The Sermon on the Mount: Retaliation (7.21.09)

In the recently released movie, Taken, ex-CIA agent Bryan Mills’ daughter is kidnapped. I have not seen the movie, but in the trailer, while on the phone with the abductor, Mills hisses: “If you don’t [let my daughter go], I will look for you. I will find you. And I will kill you.” It appears, from the clip I saw, that the remainder of the movie follows Mills on an incredibly violent, retaliatory, killing spree as he searches for his daughter’s abductors. After killing over 30 people and grieviously wounding a dozen more, Mills rescues his daughter. Does the kidnapping justify the bloodbath? Jesus said, “You have heard it said: ‘An eye for an eye, and a tooth for a tooth.’ But I say, do not resist an evil person!” (Matt. 5:38-39). What would Jesus have to say about Bryan Mills' rampage? The passage above is Jesus’ exposition of Exodus 21:23-24 and Leviticus 24:19-20 which describe the law of just punishment: the punishment must fit the crime. Applying it specifically to situations involving personal injury, if you attacked someone and broke their arm, yours would be broken. At first blush this seems a bit uncivilized, but it’s really quite fair and reasonable. The same principle applied to other offenses: if you borrowed an animal and got it killed, you had to pay back the price of the animal. It’s about making restitution. But perhaps in Jesus’ day people were taking justice into their own hands and using the law of just punishment as justification for seeking revenge.
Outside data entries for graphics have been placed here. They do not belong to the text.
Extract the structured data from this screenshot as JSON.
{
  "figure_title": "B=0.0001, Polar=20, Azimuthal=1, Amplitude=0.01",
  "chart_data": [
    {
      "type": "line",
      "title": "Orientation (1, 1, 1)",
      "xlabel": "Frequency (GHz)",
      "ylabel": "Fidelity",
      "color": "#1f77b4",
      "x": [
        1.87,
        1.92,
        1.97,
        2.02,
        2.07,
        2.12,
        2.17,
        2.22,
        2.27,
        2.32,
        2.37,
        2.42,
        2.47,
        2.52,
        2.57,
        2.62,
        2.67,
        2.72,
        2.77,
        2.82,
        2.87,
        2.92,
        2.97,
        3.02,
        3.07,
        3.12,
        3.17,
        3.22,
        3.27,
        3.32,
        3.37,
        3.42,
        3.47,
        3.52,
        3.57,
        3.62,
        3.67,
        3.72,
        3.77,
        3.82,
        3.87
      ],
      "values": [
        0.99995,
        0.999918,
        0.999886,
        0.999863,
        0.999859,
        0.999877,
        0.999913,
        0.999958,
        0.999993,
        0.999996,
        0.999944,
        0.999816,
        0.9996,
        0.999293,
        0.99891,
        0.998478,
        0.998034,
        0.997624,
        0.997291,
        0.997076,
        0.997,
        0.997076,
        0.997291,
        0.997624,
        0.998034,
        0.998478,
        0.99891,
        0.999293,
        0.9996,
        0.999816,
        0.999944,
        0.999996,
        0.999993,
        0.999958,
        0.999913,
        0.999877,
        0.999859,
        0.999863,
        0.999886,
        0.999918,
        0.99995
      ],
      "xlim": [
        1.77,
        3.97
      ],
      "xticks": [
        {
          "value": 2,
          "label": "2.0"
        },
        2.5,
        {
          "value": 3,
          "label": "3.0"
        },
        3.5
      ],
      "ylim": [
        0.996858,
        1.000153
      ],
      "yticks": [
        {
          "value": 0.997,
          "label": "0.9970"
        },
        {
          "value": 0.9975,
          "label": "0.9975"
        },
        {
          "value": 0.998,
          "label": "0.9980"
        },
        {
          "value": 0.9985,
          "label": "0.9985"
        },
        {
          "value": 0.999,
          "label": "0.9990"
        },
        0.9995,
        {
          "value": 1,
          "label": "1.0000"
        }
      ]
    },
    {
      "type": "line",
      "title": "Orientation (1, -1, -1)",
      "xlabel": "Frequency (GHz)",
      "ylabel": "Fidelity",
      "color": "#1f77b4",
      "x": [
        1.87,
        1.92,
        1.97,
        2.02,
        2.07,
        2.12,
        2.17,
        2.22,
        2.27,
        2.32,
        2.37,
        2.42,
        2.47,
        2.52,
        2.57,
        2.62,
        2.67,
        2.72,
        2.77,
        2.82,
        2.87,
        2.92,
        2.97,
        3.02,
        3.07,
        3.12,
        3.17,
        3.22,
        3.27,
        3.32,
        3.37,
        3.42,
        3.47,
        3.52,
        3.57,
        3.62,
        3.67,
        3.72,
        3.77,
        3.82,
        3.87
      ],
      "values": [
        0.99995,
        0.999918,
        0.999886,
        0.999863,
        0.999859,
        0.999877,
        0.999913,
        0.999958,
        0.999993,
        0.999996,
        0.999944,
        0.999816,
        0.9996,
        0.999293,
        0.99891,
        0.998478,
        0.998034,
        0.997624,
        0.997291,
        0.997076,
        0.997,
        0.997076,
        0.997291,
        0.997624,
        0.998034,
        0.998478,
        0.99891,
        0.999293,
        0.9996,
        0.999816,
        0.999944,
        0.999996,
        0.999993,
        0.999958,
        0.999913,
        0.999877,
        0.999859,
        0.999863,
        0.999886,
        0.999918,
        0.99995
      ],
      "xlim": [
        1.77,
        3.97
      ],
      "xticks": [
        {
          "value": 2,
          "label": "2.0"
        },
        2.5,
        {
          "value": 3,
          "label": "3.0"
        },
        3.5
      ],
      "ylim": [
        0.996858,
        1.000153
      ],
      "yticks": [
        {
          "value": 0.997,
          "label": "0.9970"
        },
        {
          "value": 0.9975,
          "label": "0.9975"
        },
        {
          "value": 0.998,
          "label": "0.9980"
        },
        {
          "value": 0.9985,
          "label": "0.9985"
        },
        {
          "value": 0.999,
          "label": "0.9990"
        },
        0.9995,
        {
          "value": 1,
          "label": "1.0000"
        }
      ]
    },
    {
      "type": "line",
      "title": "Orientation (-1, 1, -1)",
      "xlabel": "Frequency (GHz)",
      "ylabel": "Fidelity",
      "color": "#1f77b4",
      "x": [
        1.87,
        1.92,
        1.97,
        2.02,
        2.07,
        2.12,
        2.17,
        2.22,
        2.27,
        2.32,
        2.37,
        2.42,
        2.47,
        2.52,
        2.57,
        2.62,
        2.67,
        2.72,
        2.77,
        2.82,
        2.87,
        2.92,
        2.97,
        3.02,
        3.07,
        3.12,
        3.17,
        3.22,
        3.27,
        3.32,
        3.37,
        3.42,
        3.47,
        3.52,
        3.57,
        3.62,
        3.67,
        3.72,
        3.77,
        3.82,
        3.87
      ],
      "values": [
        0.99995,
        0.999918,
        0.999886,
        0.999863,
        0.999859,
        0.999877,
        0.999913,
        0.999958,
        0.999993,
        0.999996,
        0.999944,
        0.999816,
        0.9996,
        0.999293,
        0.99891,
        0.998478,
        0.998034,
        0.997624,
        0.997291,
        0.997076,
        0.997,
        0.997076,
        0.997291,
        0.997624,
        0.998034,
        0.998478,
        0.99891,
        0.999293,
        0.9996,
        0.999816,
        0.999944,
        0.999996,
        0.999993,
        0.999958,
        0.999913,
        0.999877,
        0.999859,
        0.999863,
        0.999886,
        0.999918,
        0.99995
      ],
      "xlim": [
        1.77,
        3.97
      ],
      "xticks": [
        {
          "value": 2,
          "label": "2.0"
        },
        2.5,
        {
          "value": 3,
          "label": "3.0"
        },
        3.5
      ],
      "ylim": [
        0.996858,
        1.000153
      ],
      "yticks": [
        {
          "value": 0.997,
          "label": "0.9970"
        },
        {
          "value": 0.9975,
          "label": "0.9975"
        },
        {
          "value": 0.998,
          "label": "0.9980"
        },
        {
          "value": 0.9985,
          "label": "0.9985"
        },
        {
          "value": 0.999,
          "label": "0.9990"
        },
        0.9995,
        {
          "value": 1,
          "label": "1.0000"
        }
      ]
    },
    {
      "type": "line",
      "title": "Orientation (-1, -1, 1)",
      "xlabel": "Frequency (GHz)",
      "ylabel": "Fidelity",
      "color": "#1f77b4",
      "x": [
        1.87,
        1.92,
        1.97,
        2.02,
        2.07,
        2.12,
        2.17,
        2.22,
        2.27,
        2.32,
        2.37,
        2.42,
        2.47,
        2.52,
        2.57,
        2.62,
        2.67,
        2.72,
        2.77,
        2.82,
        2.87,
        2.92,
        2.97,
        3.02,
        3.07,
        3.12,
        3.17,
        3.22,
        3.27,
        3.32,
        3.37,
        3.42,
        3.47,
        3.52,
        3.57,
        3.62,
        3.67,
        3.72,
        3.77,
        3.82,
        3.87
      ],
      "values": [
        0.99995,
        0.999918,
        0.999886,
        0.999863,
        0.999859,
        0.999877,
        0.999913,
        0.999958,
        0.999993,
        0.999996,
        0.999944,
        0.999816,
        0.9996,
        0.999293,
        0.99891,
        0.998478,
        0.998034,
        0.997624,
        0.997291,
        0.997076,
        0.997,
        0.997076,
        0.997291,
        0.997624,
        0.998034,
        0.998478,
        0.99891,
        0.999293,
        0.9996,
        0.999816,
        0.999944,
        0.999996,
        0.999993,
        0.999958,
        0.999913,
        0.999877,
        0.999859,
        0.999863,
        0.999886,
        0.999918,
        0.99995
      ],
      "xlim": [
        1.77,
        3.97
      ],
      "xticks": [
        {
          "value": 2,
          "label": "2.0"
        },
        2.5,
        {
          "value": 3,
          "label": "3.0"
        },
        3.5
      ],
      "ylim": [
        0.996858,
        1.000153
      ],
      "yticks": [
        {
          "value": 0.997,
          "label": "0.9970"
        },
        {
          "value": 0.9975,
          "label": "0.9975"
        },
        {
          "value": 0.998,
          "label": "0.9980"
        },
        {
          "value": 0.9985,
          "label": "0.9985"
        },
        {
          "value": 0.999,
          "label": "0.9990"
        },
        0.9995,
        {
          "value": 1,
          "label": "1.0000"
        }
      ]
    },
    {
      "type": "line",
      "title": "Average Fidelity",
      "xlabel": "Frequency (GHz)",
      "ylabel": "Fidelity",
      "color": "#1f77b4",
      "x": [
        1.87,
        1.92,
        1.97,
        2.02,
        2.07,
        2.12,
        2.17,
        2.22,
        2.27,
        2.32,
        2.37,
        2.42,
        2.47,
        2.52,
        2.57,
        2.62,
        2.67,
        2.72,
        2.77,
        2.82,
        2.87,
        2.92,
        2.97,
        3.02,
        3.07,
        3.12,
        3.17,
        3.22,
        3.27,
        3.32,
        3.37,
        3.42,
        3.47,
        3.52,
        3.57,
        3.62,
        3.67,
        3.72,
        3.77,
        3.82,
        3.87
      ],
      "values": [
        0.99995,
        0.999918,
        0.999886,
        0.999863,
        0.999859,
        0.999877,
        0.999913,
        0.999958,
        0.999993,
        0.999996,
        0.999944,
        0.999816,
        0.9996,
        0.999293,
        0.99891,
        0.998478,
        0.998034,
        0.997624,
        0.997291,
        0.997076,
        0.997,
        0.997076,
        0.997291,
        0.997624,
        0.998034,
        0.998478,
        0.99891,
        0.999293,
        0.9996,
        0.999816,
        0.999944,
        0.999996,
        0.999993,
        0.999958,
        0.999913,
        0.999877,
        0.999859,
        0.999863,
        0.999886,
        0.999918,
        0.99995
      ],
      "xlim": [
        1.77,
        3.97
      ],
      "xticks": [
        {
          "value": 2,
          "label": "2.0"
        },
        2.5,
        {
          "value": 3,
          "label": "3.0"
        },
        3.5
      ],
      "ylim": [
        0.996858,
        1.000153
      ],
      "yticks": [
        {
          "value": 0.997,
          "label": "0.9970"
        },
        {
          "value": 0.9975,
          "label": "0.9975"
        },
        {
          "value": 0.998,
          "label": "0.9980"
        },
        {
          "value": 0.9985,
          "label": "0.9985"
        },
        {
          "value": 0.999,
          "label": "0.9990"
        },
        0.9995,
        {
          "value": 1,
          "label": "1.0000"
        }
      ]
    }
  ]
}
That’s certainly how we usually understand “an eye for an eye.” If someone threatens you, takes advantage of you, or offends you, you are justified in pushing back, resisting, defending yourself. If someone hurts you, you hurt them back. Retaliation. But even the Old Testament taught that an individual is not to seek revenge (Lev. 19:18, Prov. 20:22). In Matthew 5 Jesus is fulfilling the law of just punishment by restoring it to its place and stopping the abuse of the law. The law of just punishment has nothing to do with personal revenge. Bonhoeffer writes: “The right way to requite evil, according to Jesus, is not to resist it.” I will probably never see Taken, but the film resonates with me as a father of daughters. I understand the anger that Mills felt and I think it is probably righteous anger. If someone took my daughters, I would feel the same way Mills felt and, in a way, I fantasize that I could, like Mills, take out the bad guys and take my girls back. But would it be right?